Since a return to in-person exams has been allowed, the School of Medicine has continued to run exams online, they book a lecture theatre and have students come in and take the exam on their device using the lockdown browser, under invigilated conditions. They have a computer lab nearby so that should a student have a problem with their device they can move and still take the exam. Students only get the access password once they are in the exam hall. The exam invigilators have been pleased with the benefits online exams offer, Dr MacSharry says; “The invigilators are delighted. All they need to do now is make sure nobody is cheating. There are no carrying loads of papers, writing incident reports or preventing people from stealing exam papers – it’s made their job much easier”
He continues that the biggest benefits of using the eSystem are the speed and efficiency it offers the whole team:
“It makes our processes much more efficient, you can quickly create an exam from questions in the bank. Publish it, run it and have the results as soon as the exam is over. It’s very fast”
The School of Medicine’s exam process has undergone a complete transformation. Previously, exams were manually built, collecting questions from a series of Word documents and copying and pasting them into one paper, often encountering formatting issues. Once approved it needed to be sent off for print, along with answer sheets. After the exams were completed, an entire day would be dedicated to scanning answer sheets and addressing issues such as missed or faint marks. The scanned data would then go onto a USB stick and be organised before it could be analysed and statistics run. It was not unusual for this process to take several weeks.

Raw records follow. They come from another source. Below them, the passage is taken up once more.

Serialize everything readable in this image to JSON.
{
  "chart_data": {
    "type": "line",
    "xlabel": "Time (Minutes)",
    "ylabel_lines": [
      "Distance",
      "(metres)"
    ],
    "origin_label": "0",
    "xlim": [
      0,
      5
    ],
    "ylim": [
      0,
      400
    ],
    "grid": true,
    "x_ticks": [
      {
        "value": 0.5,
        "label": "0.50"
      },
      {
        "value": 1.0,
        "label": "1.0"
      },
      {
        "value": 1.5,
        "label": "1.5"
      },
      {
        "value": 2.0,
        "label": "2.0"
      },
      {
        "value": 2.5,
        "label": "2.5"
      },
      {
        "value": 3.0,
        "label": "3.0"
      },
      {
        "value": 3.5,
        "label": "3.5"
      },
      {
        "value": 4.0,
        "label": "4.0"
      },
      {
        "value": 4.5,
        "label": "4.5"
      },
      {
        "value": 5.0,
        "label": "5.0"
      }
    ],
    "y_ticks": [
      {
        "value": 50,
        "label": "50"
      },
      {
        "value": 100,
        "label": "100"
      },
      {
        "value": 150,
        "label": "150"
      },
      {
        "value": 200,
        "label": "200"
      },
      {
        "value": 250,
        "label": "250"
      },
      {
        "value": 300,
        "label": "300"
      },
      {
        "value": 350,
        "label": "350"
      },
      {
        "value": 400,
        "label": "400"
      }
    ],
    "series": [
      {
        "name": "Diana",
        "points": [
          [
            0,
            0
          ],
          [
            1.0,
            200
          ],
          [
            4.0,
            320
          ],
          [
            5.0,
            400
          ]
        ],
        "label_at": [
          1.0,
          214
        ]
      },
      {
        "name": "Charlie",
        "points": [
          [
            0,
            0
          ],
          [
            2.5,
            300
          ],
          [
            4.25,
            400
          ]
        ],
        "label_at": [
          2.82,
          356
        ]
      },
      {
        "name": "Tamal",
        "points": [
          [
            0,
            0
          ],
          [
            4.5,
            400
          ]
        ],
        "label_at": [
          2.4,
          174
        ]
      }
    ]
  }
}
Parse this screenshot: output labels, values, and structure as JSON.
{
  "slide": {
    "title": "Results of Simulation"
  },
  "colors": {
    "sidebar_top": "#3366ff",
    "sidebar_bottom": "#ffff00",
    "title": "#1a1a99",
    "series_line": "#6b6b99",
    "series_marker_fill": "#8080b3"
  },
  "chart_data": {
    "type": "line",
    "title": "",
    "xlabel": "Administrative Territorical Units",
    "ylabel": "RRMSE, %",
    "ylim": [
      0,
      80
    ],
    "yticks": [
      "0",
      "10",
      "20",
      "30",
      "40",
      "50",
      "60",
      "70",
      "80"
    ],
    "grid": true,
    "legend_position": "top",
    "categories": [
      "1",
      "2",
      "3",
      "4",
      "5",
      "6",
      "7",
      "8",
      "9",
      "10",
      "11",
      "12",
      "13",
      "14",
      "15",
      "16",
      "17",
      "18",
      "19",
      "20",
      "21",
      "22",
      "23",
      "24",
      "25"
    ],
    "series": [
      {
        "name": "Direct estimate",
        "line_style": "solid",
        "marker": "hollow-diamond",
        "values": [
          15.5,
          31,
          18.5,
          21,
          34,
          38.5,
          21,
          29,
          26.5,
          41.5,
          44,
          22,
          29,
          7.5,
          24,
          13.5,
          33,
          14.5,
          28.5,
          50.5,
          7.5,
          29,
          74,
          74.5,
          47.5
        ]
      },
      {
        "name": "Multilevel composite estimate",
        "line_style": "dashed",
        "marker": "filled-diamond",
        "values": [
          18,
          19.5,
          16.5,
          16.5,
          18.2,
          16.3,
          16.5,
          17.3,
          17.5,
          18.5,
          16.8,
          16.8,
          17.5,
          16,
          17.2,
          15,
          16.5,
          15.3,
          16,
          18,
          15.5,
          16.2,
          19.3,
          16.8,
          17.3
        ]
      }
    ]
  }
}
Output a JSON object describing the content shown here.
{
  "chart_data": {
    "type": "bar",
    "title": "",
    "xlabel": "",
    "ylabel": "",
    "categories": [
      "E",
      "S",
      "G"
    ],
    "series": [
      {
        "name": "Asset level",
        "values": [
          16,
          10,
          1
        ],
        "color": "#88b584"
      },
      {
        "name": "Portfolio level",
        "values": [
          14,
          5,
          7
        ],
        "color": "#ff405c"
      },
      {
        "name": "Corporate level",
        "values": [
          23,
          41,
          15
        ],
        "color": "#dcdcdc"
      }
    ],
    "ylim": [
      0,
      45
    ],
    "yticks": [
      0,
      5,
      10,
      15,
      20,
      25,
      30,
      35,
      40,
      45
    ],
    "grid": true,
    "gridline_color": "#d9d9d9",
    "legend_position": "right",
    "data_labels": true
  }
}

However, using the eSystem things have changed dramatically. Now they can seamlessly organise, create, deliver and analyse exams in one central platform in a matter of days. A dramatic improvement.
Students are reaping the benefits too. Before it could take up to a month for results to be released back to students – much to their dissatisfaction. Now, it’s possible to get the results back the next day. Dr MacSharry explains:
“We’re able to get results back the next day. The students are happier, they get their results quickly and they immediately know where they stand”
Looking ahead at what’s next for their assessment processes, Dr MacSharry explains that there is a desire to start using alternative question formats, specifically short answer questions and hotspot image questions.
This is partly due to the recognition that students can develop proficiency in MCQ exams, prompting the need for a more diversified approach, but also to help future-proof exams, especially in the context of emerging AI tools. The team feel that having more variable questions to test students’ depth of knowledge will be key in future examination practices.
For in-class continuous assessments, they are exploring using the feedback feature to increase and enhance feedback for students.
Longer term, they are eager to capitalise on the benefits that the eSystem can bring to their OSCE exams. The variety of question styles and the ability to cater for both written and practical assessments was a key factor behind the decision to choose Speedwell.
The School of Medicine have been pleased with what the eSystem offers so far, it’s revolutionised their exam processes and eliminated manual procedures and extensive time delays resulting in a significant improvement in efficiency and effectiveness.